I hate stretching my hamstrings. It's way too easy to strain them. I mean, how do most people do them, anyway? They stiffen their legs dead straight, then try to bend over and touch the floor. Of course, there's a good chance they can't touch the floor, so they start bouncing. OUCH!

I know a lot of people say that's how you increase your range of motion. They're wrong; that's a good way to injure yourself. Remember what I said a couple of days ago about the nervous system and how it protects your muscles by limiting your range of motion? Bouncing is an attempt to overcome that protection. Bad mojo, mon!

Let me teach you a hamstring stretch that's less likely to cause damage.

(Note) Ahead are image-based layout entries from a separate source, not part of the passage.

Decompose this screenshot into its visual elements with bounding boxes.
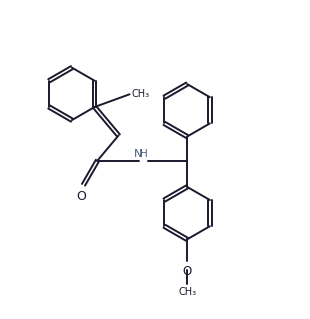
Text: N: N [134, 149, 142, 159]
Text: O: O [76, 190, 86, 203]
Text: CH₃: CH₃ [178, 287, 196, 298]
Text: O: O [183, 265, 192, 278]
Text: H: H [140, 149, 148, 159]
Text: CH₃: CH₃ [132, 89, 150, 99]
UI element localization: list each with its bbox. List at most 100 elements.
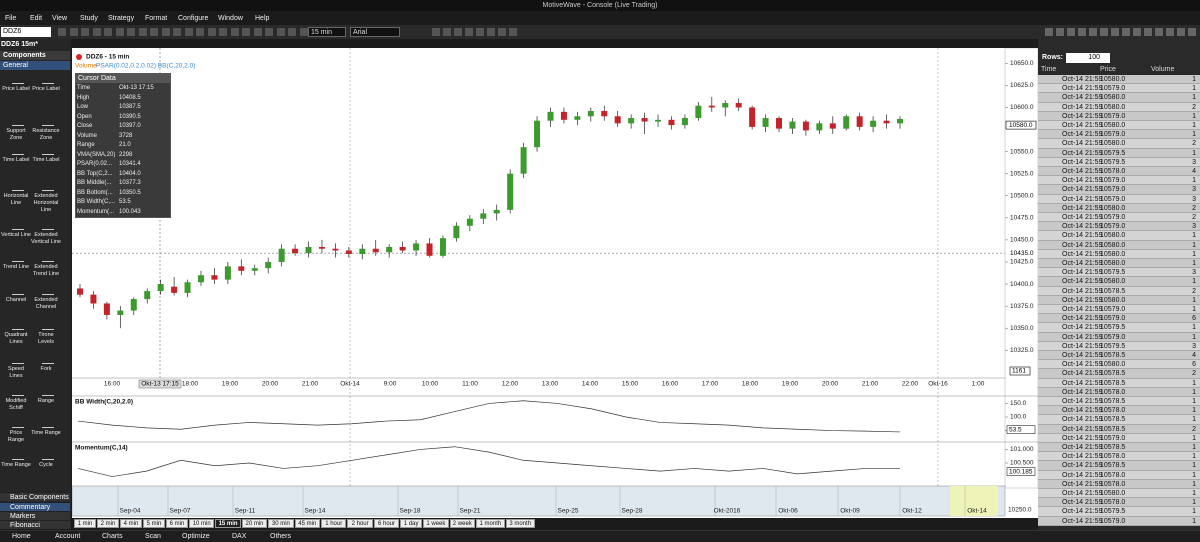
timeframe-button[interactable]: 1 min bbox=[74, 519, 96, 528]
timeframe-button[interactable]: 1 week bbox=[423, 519, 449, 528]
tool-icon[interactable] bbox=[42, 420, 54, 428]
toolbar-icon[interactable] bbox=[265, 28, 273, 36]
toolbar-icon[interactable] bbox=[1111, 28, 1119, 36]
menu-item[interactable]: View bbox=[52, 15, 68, 22]
bottom-tab[interactable]: Charts bbox=[102, 533, 123, 540]
toolbar-icon[interactable] bbox=[1155, 28, 1163, 36]
menu-item[interactable]: Edit bbox=[30, 15, 43, 22]
toolbar-icon[interactable] bbox=[443, 28, 451, 36]
timeframe-button[interactable]: 2 week bbox=[449, 519, 475, 528]
toolbar-icon[interactable] bbox=[1056, 28, 1064, 36]
timeframe-button[interactable]: 6 hour bbox=[373, 519, 400, 528]
tool-label[interactable]: Time Range bbox=[31, 430, 61, 436]
tool-label[interactable]: Resistance Zone bbox=[32, 128, 60, 141]
tool-icon[interactable] bbox=[42, 183, 54, 191]
toolbar-icon[interactable] bbox=[1144, 28, 1152, 36]
tool-label[interactable]: Extended Trend Line bbox=[32, 264, 60, 277]
column-header[interactable]: Price bbox=[1100, 66, 1116, 73]
toolbar-icon[interactable] bbox=[487, 28, 495, 36]
toolbar-icon[interactable] bbox=[498, 28, 506, 36]
tool-icon[interactable] bbox=[12, 147, 24, 155]
tool-icon[interactable] bbox=[42, 356, 54, 364]
component-group[interactable]: Commentary bbox=[0, 502, 70, 511]
toolbar-icon[interactable] bbox=[1177, 28, 1185, 36]
toolbar-icon[interactable] bbox=[276, 28, 285, 36]
tool-label[interactable]: Speed Lines bbox=[8, 366, 24, 379]
component-group[interactable]: Markers bbox=[0, 511, 70, 520]
timeframe-button[interactable]: 15 min bbox=[215, 519, 241, 528]
toolbar-icon[interactable] bbox=[1078, 28, 1086, 36]
toolbar-icon[interactable] bbox=[509, 28, 517, 36]
tool-icon[interactable] bbox=[42, 388, 54, 396]
tool-label[interactable]: Tirone Levels bbox=[38, 332, 54, 345]
tool-label[interactable]: Fork bbox=[40, 366, 52, 372]
column-header[interactable]: Volume bbox=[1151, 66, 1175, 73]
interval-box[interactable]: 15 min bbox=[308, 27, 346, 37]
menu-item[interactable]: Help bbox=[255, 15, 270, 22]
general-section[interactable]: General bbox=[0, 61, 70, 70]
toolbar-icon[interactable] bbox=[115, 28, 124, 36]
toolbar-icon[interactable] bbox=[1188, 28, 1196, 36]
timeframe-button[interactable]: 1 day bbox=[400, 519, 423, 528]
toolbar-icon[interactable] bbox=[1122, 28, 1130, 36]
toolbar-icon[interactable] bbox=[58, 28, 66, 36]
tool-label[interactable]: Support Zone bbox=[6, 128, 26, 141]
symbol-box[interactable]: DDZ6 bbox=[1, 27, 51, 37]
bottom-tab[interactable]: Scan bbox=[145, 533, 161, 540]
tool-icon[interactable] bbox=[42, 452, 54, 460]
toolbar-icon[interactable] bbox=[253, 28, 262, 36]
bottom-tab[interactable]: Account bbox=[55, 533, 81, 540]
menu-item[interactable]: Format bbox=[145, 15, 168, 22]
toolbar-icon[interactable] bbox=[242, 28, 250, 36]
tool-icon[interactable] bbox=[12, 118, 24, 126]
tool-label[interactable]: Extended Vertical Line bbox=[31, 232, 61, 245]
font-box[interactable]: Arial bbox=[350, 27, 400, 37]
timeframe-button[interactable]: 30 min bbox=[268, 519, 294, 528]
toolbar-icon[interactable] bbox=[299, 28, 308, 36]
timeframe-button[interactable]: 6 min bbox=[166, 519, 188, 528]
toolbar-icon[interactable] bbox=[161, 28, 170, 36]
tool-icon[interactable] bbox=[42, 147, 54, 155]
toolbar-icon[interactable] bbox=[1067, 28, 1075, 36]
toolbar-icon[interactable] bbox=[127, 28, 135, 36]
tool-label[interactable]: Extended Horizontal Line bbox=[33, 193, 59, 213]
toolbar-icon[interactable] bbox=[69, 28, 78, 36]
tool-label[interactable]: Time Label bbox=[2, 157, 30, 163]
toolbar-icon[interactable] bbox=[138, 28, 147, 36]
tool-label[interactable]: Trend Line bbox=[2, 264, 30, 270]
menu-item[interactable]: Study bbox=[80, 15, 98, 22]
tool-icon[interactable] bbox=[42, 118, 54, 126]
toolbar-icon[interactable] bbox=[465, 28, 473, 36]
menu-item[interactable]: File bbox=[5, 15, 17, 22]
toolbar-icon[interactable] bbox=[288, 28, 296, 36]
tool-icon[interactable] bbox=[12, 420, 24, 428]
tool-label[interactable]: Time Label bbox=[32, 157, 60, 163]
tool-icon[interactable] bbox=[12, 388, 24, 396]
bottom-tab[interactable]: Optimize bbox=[182, 533, 210, 540]
tool-icon[interactable] bbox=[12, 322, 24, 330]
toolbar-icon[interactable] bbox=[1100, 28, 1108, 36]
timeframe-button[interactable]: 3 month bbox=[505, 519, 535, 528]
menu-item[interactable]: Window bbox=[218, 15, 243, 22]
tool-label[interactable]: Horizontal Line bbox=[3, 193, 29, 206]
toolbar-icon[interactable] bbox=[219, 28, 227, 36]
timeframe-button[interactable]: 4 min bbox=[120, 519, 142, 528]
toolbar-icon[interactable] bbox=[81, 28, 89, 36]
tool-icon[interactable] bbox=[42, 76, 54, 84]
timeframe-button[interactable]: 5 min bbox=[143, 519, 165, 528]
tool-icon[interactable] bbox=[42, 254, 54, 262]
tool-label[interactable]: Extended Channel bbox=[34, 297, 58, 310]
tool-icon[interactable] bbox=[12, 222, 24, 230]
tool-label[interactable]: Time Range bbox=[1, 462, 31, 468]
tool-label[interactable]: Price Label bbox=[2, 86, 30, 92]
tool-label[interactable]: Quadrant Lines bbox=[4, 332, 28, 345]
tool-icon[interactable] bbox=[12, 76, 24, 84]
tool-icon[interactable] bbox=[12, 254, 24, 262]
tool-label[interactable]: Price Range bbox=[7, 430, 25, 443]
bottom-tab[interactable]: Home bbox=[12, 533, 31, 540]
menu-item[interactable]: Configure bbox=[178, 15, 209, 22]
timeframe-button[interactable]: 10 min bbox=[189, 519, 215, 528]
toolbar-icon[interactable] bbox=[432, 28, 440, 36]
menu-item[interactable]: Strategy bbox=[108, 15, 135, 22]
toolbar-icon[interactable] bbox=[1133, 28, 1141, 36]
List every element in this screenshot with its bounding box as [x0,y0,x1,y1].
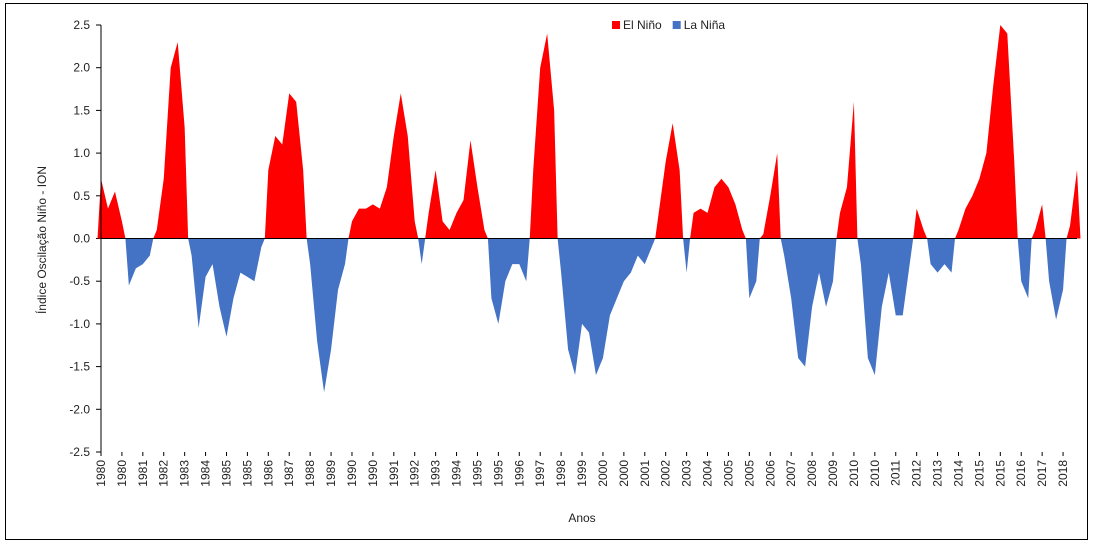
x-tick-label: 2010 [847,460,861,487]
y-tick-label: 0.0 [73,232,90,246]
x-tick-label: 2002 [659,460,673,487]
area [97,25,1081,239]
x-tick-label: 1986 [261,460,275,487]
x-tick-label: 1998 [554,460,568,487]
x-tick-label: 1987 [282,460,296,487]
x-tick-label: 2010 [868,460,882,487]
y-tick-label: 0.5 [73,189,90,203]
x-tick-label: 2015 [993,460,1007,487]
x-tick-label: 1990 [345,460,359,487]
x-tick-label: 2004 [701,460,715,487]
x-tick-label: 1997 [533,460,547,487]
x-tick-label: 1990 [366,460,380,487]
y-axis-label: Índice Oscilação Niño - ION [34,166,49,314]
x-tick-label: 2005 [742,460,756,487]
x-tick-label: 2009 [826,460,840,487]
x-tick-label: 2001 [638,460,652,487]
x-tick-label: 2018 [1056,460,1070,487]
x-tick-label: 2006 [763,460,777,487]
legend-swatch [612,21,620,29]
x-tick-label: 2016 [1014,460,1028,487]
y-tick-label: -2.5 [69,445,90,459]
x-tick-label: 1981 [136,460,150,487]
x-tick-label: 2012 [910,460,924,487]
y-tick-label: 2.0 [73,61,90,75]
y-tick-label: 2.5 [73,18,90,32]
y-tick-label: -1.0 [69,317,90,331]
legend-label: La Niña [684,18,726,32]
x-tick-label: 1994 [450,460,464,487]
x-tick-label: 1996 [512,460,526,487]
y-tick-label: -1.5 [69,360,90,374]
x-tick-label: 1988 [303,460,317,487]
legend-swatch [672,21,681,29]
x-tick-label: 2007 [784,460,798,487]
x-tick-label: 1984 [199,460,213,487]
x-tick-label: 1992 [408,460,422,487]
x-tick-label: 2008 [805,460,819,487]
x-tick-label: 1993 [429,460,443,487]
x-tick-label: 1999 [575,460,589,487]
x-tick-label: 2017 [1035,460,1049,487]
x-tick-label: 1991 [387,460,401,487]
x-tick-label: 2000 [596,460,610,487]
y-tick-label: -0.5 [69,274,90,288]
x-tick-label: 2014 [951,460,965,487]
x-tick-label: 2013 [931,460,945,487]
x-tick-label: 2000 [617,460,631,487]
x-tick-label: 1985 [219,460,233,487]
x-axis-label: Anos [568,511,595,525]
y-tick-label: 1.0 [73,146,90,160]
x-tick-label: 1980 [115,460,129,487]
x-tick-label: 2003 [680,460,694,487]
x-tick-label: 2011 [889,460,903,486]
x-tick-label: 2015 [972,460,986,487]
legend-label: El Niño [623,18,662,32]
y-tick-label: 1.5 [73,103,90,117]
x-tick-label: 2005 [721,460,735,487]
x-tick-label: 1980 [94,460,108,487]
x-tick-label: 1995 [491,460,505,487]
area [125,238,1067,393]
x-tick-label: 1989 [324,460,338,487]
x-tick-label: 1985 [240,460,254,487]
x-tick-label: 1982 [157,460,171,487]
x-tick-label: 1983 [178,460,192,487]
y-tick-label: -2.0 [69,402,90,416]
x-tick-label: 1995 [470,460,484,487]
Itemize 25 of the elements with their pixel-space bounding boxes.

Spread your feet about 24 inches apart, with your toes pointed straight ahead. Then bend forward and place your hands on the floor, maybe 10-12 inches apart and maybe a little farther in front of your toes. You might only be able to put your fingers on the floor in this position; that's ok. And yes, you will bend your knees to do this! Bend your knees as much as necessary to get in this position without strain. You'll probably find that it feels better if you stand with your weight on the insides of both feet; that makes your knees and legs form a straight line between your feet and your hips.

Hamstring stretch setup

If you've done this, your upper body is supported mainly by your arms, rather than your hamstrings. Now all you have to do is straighten your legs.

It's not easy, is it? Don't worry if you can't do it; just straighten them until you feel a little stretch and hold it for a few seconds, then relax. Your upper body may have to move a bit forward when you do it, and that's ok too.

And here's how you adjust the difficulty: Widening your stance makes the stretch a little easier, narrowing it makes it more difficult. I suggest 24 inches as a starting point simply because most people can spread that wide without difficulty, but if you can, you may want to start with your feet further apart. (Personally, I find about 30-32 inches to be easier.) As you get more flexible, you may eventually get to the point where you can do this with your feet together.

But if you don't, that's ok; the goal is just to become more flexible than you are now, not reach some pinnacle of pretzelitude.

This is the least damaging way to stretch hamstrings I know. Of course, all medical disclaimers apply; try this at your own risk. (But I still think it's less risky than any other method I've seen.)